The Valium ran out midway through the third week, at a snowbound
rifugio
high in the Dolomites. Luisa and I would snowboard all day, take a SnoCat back to the
rifugio
at night, eat a gourmet dinner, and then collapse into bed, warm beneath a heavy duvet. Then suddenly, one evening I wasn't sleeping. I rolled over in bed and looked out the window. An ancient fear emanated from the limestone spires that towered in the night, black daggers etched against the starry firmament. The next day I told Luisa I felt like “everything was all wrong” but I could not for the life of me figure out why.

“Maybe we haven't had enough fruit or vegetables,” she said. “Vitamins or something. We've been eating only pasta and cheese.…”

It was possible. I ordered extra orange juice with breakfast, but up on the slopes the doom sensation came right back. We ducked into a lodge—another orange juice—but the world still shimmered with menace. The fear felt externalized, cosmic, alien—a sinister cloud that both surrounded and targeted
only me,
that no one else could see or appreciate. The other skiers looked pinch-faced and hostile, their polyglot chatter too harsh and brittle, the sun too bright, the slopes too steep, too blindingly white, the air too thin. By the time we drove back to Torino a day later, I had to keep the car window open on the
autostrada
to let in fresh air despite Luisa's protestations. The next day I was so visibly anxious at the Milan airport, making frequent trips to the bathroom, that an undercover security specialist pulled me aside for questioning.
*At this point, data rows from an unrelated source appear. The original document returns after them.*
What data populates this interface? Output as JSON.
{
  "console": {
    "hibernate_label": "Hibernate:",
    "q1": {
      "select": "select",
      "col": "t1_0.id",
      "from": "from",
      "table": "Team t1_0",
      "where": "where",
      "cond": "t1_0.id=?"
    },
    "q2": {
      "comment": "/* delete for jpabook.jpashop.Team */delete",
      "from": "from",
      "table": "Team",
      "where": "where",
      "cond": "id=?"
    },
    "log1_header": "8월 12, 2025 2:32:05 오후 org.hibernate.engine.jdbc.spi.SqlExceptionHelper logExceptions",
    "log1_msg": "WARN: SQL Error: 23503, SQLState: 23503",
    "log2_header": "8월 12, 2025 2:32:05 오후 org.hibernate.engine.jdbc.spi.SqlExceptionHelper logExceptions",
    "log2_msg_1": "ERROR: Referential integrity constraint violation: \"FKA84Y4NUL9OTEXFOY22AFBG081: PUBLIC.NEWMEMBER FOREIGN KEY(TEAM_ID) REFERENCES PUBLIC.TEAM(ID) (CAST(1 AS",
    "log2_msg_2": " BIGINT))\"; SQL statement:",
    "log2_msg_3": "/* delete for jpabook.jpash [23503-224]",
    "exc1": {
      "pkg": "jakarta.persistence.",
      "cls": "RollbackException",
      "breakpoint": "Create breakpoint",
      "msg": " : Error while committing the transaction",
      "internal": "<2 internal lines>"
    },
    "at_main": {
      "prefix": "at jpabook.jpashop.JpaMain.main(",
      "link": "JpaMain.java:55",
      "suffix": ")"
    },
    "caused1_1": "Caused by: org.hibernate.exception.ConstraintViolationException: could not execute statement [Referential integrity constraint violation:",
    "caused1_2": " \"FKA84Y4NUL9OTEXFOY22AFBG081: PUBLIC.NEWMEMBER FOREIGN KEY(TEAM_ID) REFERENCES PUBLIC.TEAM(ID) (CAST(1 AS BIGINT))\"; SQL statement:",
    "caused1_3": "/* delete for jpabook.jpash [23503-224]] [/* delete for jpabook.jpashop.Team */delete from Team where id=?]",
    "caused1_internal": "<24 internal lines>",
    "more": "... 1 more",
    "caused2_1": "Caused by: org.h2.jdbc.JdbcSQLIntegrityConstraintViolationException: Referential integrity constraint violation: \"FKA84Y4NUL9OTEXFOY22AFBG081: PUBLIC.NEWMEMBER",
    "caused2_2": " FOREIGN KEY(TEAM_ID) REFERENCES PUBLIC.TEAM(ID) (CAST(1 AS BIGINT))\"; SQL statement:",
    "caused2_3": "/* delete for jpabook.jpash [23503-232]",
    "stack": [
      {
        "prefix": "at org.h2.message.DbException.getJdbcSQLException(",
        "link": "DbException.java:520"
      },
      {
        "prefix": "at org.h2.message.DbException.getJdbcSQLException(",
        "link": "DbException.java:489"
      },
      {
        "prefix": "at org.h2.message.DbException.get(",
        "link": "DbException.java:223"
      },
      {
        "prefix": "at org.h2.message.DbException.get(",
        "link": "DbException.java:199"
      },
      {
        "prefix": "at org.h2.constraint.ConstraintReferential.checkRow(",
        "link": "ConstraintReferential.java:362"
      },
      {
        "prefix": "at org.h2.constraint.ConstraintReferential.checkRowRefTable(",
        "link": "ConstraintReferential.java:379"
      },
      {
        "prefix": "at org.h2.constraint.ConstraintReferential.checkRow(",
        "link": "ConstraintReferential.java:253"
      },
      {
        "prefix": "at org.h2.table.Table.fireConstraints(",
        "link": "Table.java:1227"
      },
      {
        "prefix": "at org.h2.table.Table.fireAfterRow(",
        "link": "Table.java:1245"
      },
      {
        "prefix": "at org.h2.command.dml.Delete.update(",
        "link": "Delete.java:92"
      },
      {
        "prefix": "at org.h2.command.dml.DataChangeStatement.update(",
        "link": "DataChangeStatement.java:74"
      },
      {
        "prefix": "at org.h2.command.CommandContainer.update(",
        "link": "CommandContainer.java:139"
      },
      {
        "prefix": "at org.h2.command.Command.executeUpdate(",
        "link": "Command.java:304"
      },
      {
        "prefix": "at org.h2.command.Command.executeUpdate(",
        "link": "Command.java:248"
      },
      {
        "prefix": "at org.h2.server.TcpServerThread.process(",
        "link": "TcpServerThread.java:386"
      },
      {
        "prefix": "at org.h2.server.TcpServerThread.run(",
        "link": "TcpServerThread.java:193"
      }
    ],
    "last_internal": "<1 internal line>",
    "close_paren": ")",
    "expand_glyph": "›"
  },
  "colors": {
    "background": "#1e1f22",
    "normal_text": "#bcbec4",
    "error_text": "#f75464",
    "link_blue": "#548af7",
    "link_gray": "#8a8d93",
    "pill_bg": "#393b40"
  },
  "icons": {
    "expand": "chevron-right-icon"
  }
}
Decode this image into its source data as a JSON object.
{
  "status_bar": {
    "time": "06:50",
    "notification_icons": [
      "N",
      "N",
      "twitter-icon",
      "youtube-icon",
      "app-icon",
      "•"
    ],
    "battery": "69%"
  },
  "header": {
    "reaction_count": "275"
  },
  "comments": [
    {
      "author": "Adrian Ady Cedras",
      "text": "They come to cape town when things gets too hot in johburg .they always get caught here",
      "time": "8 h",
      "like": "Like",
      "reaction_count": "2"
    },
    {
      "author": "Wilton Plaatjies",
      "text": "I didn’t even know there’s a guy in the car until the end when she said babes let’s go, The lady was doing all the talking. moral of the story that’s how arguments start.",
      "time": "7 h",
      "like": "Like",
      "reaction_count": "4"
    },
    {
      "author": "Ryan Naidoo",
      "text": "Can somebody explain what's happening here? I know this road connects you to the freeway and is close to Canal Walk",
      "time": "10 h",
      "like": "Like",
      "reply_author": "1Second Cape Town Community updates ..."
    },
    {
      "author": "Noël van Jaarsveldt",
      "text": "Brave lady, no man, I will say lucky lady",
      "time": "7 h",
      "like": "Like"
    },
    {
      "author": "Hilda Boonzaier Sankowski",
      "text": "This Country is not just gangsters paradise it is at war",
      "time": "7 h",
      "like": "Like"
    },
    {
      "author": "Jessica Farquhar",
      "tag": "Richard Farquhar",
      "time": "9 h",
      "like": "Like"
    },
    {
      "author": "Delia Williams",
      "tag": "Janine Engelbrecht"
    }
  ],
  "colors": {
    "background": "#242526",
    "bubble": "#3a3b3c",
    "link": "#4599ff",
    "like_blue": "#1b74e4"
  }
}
I took my final half-pill on the flight back to America, tumbling in and out of troubled mini-naps as the plane bopped over the Atlantic. I'd cached fifty “welcome home” Valium under my bathroom sink back in Boulder. If I could just make it there, everything would be alright again. That night at the condo, I gobbled five pills, drew a bath, and dove back into the sewer. Vivaldi's
The Four Seasons
sounded even sweeter for my reunion with the Blue Notes.
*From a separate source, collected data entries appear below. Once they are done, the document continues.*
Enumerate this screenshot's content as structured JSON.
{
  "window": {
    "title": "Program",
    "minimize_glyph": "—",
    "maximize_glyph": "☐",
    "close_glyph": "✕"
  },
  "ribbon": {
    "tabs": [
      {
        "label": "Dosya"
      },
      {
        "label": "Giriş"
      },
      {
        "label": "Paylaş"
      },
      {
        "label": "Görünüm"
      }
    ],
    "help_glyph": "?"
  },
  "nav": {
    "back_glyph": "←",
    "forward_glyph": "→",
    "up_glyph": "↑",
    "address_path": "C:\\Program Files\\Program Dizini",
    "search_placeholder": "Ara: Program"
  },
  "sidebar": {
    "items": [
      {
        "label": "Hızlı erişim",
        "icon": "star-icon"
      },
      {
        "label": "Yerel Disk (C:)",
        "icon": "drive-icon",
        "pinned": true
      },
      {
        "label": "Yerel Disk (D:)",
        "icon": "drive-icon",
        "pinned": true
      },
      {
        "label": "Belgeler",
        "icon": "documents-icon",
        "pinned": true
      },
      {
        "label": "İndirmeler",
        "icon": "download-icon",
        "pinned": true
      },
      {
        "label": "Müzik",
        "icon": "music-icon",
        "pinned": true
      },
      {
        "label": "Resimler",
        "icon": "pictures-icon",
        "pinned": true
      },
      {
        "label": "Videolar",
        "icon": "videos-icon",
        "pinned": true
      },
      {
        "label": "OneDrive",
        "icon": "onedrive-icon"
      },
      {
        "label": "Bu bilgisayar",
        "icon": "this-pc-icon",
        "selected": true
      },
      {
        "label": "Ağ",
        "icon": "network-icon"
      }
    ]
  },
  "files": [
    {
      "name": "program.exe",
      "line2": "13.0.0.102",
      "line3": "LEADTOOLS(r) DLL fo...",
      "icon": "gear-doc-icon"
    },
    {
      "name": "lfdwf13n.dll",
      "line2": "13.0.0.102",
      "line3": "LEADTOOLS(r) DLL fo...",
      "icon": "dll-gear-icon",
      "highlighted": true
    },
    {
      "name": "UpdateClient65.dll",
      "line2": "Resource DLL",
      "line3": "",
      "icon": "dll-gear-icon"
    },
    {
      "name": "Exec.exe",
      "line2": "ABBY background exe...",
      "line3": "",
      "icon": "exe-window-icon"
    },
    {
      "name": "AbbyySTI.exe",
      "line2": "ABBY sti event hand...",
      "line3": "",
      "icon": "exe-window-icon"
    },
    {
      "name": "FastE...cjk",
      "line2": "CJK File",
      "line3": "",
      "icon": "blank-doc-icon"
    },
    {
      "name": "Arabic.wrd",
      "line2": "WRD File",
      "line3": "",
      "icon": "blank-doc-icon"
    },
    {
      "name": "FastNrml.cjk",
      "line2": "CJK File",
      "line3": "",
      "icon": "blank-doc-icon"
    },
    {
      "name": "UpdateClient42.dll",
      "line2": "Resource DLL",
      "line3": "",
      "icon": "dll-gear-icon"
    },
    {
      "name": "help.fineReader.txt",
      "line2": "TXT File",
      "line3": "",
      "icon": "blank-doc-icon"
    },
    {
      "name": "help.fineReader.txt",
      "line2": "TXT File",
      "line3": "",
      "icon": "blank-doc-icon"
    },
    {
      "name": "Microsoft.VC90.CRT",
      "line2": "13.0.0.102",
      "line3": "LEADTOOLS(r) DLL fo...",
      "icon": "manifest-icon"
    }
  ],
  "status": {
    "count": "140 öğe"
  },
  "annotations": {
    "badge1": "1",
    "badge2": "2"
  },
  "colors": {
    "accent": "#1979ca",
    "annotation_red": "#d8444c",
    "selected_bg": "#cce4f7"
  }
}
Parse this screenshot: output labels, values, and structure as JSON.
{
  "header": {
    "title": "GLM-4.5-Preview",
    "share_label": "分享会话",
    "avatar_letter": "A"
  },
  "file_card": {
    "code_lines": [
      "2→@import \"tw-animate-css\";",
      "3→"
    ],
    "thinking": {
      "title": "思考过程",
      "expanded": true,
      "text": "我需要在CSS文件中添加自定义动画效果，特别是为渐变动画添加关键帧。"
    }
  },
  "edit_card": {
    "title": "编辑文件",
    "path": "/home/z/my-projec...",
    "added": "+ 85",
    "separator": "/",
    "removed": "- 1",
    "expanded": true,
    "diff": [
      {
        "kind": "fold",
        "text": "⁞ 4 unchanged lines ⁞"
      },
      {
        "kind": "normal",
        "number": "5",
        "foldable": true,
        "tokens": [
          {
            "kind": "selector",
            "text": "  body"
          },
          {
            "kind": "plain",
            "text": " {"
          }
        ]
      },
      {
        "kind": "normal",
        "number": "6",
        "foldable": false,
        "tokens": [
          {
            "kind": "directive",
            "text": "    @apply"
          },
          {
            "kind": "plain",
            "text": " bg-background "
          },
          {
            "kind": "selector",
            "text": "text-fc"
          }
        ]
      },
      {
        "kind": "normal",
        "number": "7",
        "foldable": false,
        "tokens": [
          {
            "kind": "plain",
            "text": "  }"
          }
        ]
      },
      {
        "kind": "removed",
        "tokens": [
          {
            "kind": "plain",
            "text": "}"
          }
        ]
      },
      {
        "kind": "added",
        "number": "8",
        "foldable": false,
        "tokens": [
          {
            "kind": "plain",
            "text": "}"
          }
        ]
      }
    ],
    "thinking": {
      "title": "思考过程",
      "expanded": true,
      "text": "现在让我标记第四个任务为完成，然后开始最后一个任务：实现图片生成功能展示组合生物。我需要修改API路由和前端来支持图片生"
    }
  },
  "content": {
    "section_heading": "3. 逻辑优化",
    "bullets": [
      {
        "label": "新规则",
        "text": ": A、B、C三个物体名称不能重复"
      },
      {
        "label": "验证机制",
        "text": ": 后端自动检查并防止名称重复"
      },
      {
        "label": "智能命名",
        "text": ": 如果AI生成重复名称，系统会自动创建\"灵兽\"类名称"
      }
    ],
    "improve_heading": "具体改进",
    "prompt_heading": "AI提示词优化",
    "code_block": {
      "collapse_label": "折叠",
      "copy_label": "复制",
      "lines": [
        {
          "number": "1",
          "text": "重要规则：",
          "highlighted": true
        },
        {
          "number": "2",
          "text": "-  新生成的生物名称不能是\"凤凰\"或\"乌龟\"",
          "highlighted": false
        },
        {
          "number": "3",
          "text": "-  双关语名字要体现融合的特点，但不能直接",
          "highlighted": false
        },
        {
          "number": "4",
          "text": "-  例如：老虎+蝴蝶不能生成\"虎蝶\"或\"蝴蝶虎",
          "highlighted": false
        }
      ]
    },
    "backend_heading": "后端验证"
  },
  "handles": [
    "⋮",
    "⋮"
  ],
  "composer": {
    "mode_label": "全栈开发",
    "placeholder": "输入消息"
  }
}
A month later I'd reached nine pills (ninety milligrams) a night on weekends, with maintenance doses in the twenty- or thirty-milligram range during the week. A few close friends were into clubbing, into raves, and I joined them in a shared nihilistic pre-graduation maelstrom. While they took party drugs, I'd down Valium upon Valium until I felt disinhibited enough to dance, loose-limbed, freaky, and high. At concentrated doses, benzos get you off, and drug addicts have been known to shoot them, combine them with other pills such as opiates to enhance a euphoriant effect, and/or use them to come down from other substances. (In a 1995 paper, Ashton estimated that between 30 and 90 percent of polydrug abusers also abuse benzos.
2
) At these megadoses, I'd become as chummy as the raver kids rolling on E, bopping about hugging each other with their pacifiers, stuffed-animal backpacks, and glow sticks. The Valium also gave me the trots, and I'd spend as much time in the bathroom as dancing, which was probably just as well. “You dance like an animal,” Luisa told me one night at a Denver nightclub. She'd come to Boulder for a few months and here I was gobbling Valium like Tic-Tacs, half-soiling myself as I flailed around the dance floor like a coyote in a snare.

Brilliant.
I was starting to hate myself. My climbing fitness had lapsed into disrepair (I felt like a slug on the rock), I was half-assing my studies, I spent most of my time either partying or sleeping it off, and I'd begun to lose precious muscle weight—I had the slack skinniness of a drug addict. One night that March, I went over to visit friends at their town house in Boulder, where they kept the Valium out in a bowl. I'd taken a few pills at home and more when I got there. Seventy milligrams, eighty, ninety, one hundred? Who knew … Nuked out of my skull, I smoked half of one friend's bag of pot to prove to him that I could worship Jah like Bob Marley. But my buddy soon tired of my antics and went to bed, taking his weed. Another friend and I stayed up slugging wine, and then I spotted a half-dozen napkin rings on the counter by the Valium—black, red, orange, yellow toucan napkin rings in a cute little row. They spoke to me; I had to have them … in the biblical sense.